The album was pretty much finished before the lockdown happened. And as with all records we make they tend to be a snapshot of where we are at as humans and musicians at that point. That said, it is hard not to be aware of what is happening around us at the moment, and also that we are living through this immensely powerful technological revolution from which we just don't know what the fallout will be.
There is an urgency and vulnerability behind the storytelling with this album, with the record drawing from truths and personal stories, for example, the track Surrounded By Spies. Was there a particular message or several that you intended for listeners to take home whilst writing Never Let Me Go?
We're not here to try to tell people what to think or to feel. All we can do is express our truth and narratives that do in some ways come from personal experiences.
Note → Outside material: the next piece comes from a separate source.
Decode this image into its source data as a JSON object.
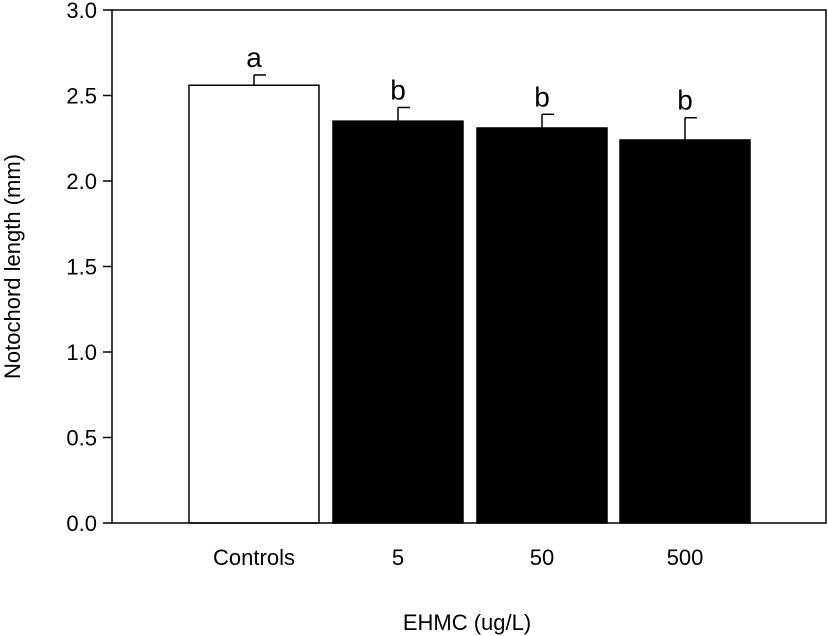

As soon as the record comes out, the listener will make of each song what they want, and that is absolutely fine, as the music is not really ours to begin with. We serve the song and not the other way around.
The new album traverses many moods and musical styles, a sound palette that incorporates synthesizers, downturned guitars and electronic overtones. Is the musical experimentation more daring in this latest release compared to what we have heard previously?
In a lot of ways, it is more of a studio record than previous ones. All of Placebo's albums up until now have started their lives in a rehearsal studio, the three of us jamming ideas into songs. But this time we had no drummer, so it was down to me and Brian and a studio full of keyboards. We saw the opportunities rather than limitations and felt that perhaps we do the album with a drum machine and lots of synths (there are keyboards on each and every track!) Those elements are certainly there, but the songs were calling out for big guitars and acoustic drums, so we used them too. In a way, this is probably the most layered record of ours to date.
In an interview with the Guardian last year you shared that Never Let Me Go was conceived whilst on the 20th anniversary tour for your 1996 debut album. You described this tour as becoming an ‘extremely commercial exercise’. With the release of the new album being supported by a 2022 headline UK and Ireland tour are you anticipating a more fulfilling return to the stage? And, contrary to the restricted state of live music at the time, did you write the album with performing in mind?
I don't think we could have done another Placebo tour without a new album. We started to have a very disconnected relationship with our old songs on the last tour, and the meaning of what it meant to be in a band became very fraught for me. The writing of this record helped me find that meaning again and enabled us to create a new setlist which has helped make sense of some of our old songs again. The scary thing now is that it ́s been so long since we were on a stage that our nerves are what they used to be before our very first concerts!